John Sayles knows of what he speaks. Parlaying a gig writing exploitation movies like Piranha and Battle Beyond the Stars for low budget king Roger Corman into a career making critically lauded indie films, he has forged a career on the fringes of Hollywood.
“Independent, when we started, which was a long time ago in 1980,” he says, “meant an independent way of thinking about story as well as not getting your money from the usual places.”
His first film, Return of the Secaucus 7, is a case in point. The story of a group of friends who reunite for a New England summer weekend was made for just $60,000, half of which came from the money he saved while working for Corman.
It was low budget but earned a reputation large enough to have possibly inspired The Big Chill—that movie’s director denies the connection—and be chosen for preservation in the National Film Registry at the Library of Congress.
His indie spirit is very much alive in the seventeen films he’s made since then even though the business has changed. He notes that these days his style of filmmaking—“legitimately low budget independent movies” he calls them—are usually “attempts to break into Hollywood.”
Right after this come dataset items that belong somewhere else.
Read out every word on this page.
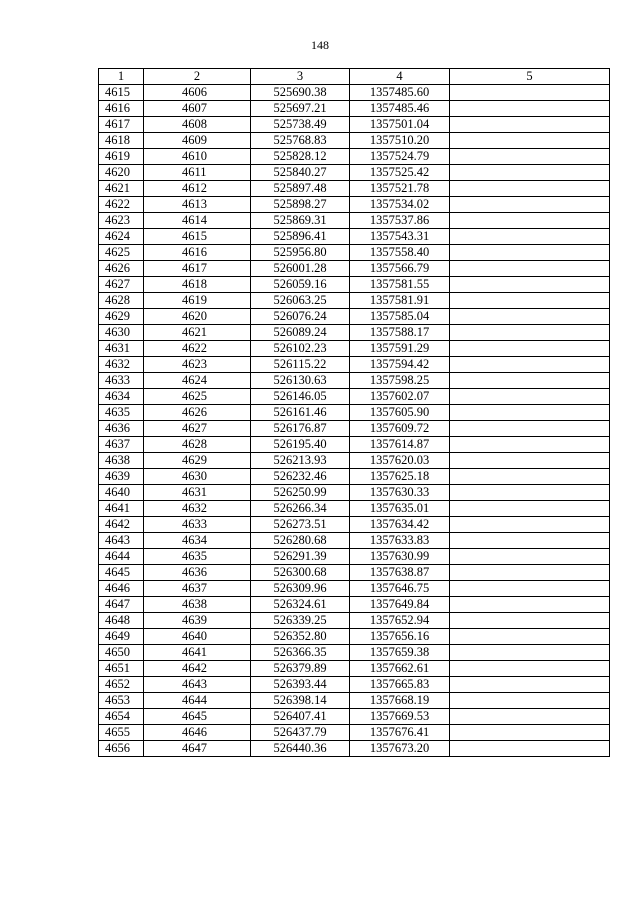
148
1	2	3	4	5
4615	4606	525690.38	1357485.60	
4616	4607	525697.21	1357485.46	
4617	4608	525738.49	1357501.04	
4618	4609	525768.83	1357510.20	
4619	4610	525828.12	1357524.79	
4620	4611	525840.27	1357525.42	
4621	4612	525897.48	1357521.78	
4622	4613	525898.27	1357534.02	
4623	4614	525869.31	1357537.86	
4624	4615	525896.41	1357543.31	
4625	4616	525956.80	1357558.40	
4626	4617	526001.28	1357566.79	
4627	4618	526059.16	1357581.55	
4628	4619	526063.25	1357581.91	
4629	4620	526076.24	1357585.04	
4630	4621	526089.24	1357588.17	
4631	4622	526102.23	1357591.29	
4632	4623	526115.22	1357594.42	
4633	4624	526130.63	1357598.25	
4634	4625	526146.05	1357602.07	
4635	4626	526161.46	1357605.90	
4636	4627	526176.87	1357609.72	
4637	4628	526195.40	1357614.87	
4638	4629	526213.93	1357620.03	
4639	4630	526232.46	1357625.18	
4640	4631	526250.99	1357630.33	
4641	4632	526266.34	1357635.01	
4642	4633	526273.51	1357634.42	
4643	4634	526280.68	1357633.83	
4644	4635	526291.39	1357630.99	
4645	4636	526300.68	1357638.87	
4646	4637	526309.96	1357646.75	
4647	4638	526324.61	1357649.84	
4648	4639	526339.25	1357652.94	
4649	4640	526352.80	1357656.16	
4650	4641	526366.35	1357659.38	
4651	4642	526379.89	1357662.61	
4652	4643	526393.44	1357665.83	
4653	4644	526398.14	1357668.19	
4654	4645	526407.41	1357669.53	
4655	4646	526437.79	1357676.41	
4656	4647	526440.36	1357673.20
He also notes that Hollywood is simply not interested in his brand of small movie. “In terms of business sense [the studio] is going to spend between 15 and 50 millions dollars to advertise it,” he says, “so the upside of the thing has to be so huge that they don’t want any modest hits. They don’t care if they strike out, but they are going for a home run every time.”
He adds his new film, Amigo, a period piece set in 1900 during the Philippine–American War, wouldn’t appeal to the studios because it has “not only subtext, but subtitles.” With no studio involvement Sayles set about telling the ambitious story of foreign incursion in his usual fiercely independent way—he packed up and moved the production to the Philippines where a small budget can yield huge returns.
“We went to the island of Bohol which is in the Visayas. I was able to afford six weeks of shooting. My last films were five and five and four, so I was like, ‘Oh my God! I have six weeks!” he says grinning at the thought.
“We built a 1900s rice growing village in a 2010 rice growing village so there weren’t too many things we had to hide or take down. We took down a couple of wires and we actually built a church over the one cinder block house we had to disappear. Then we bought the rice crop. So they actually got what they would have gotten if they were able to cut out all the middle men. We asked them to plant at a certain time so it would mature at a certain time. Then we could burn it down or trample it or harvest it or whatever. Quite honestly eighty percent of it was left when we left so they were then able to cut it down and resell it. It was a good deal for the village.”
And also a good deal for an independent filmmaker who has always made movies his way.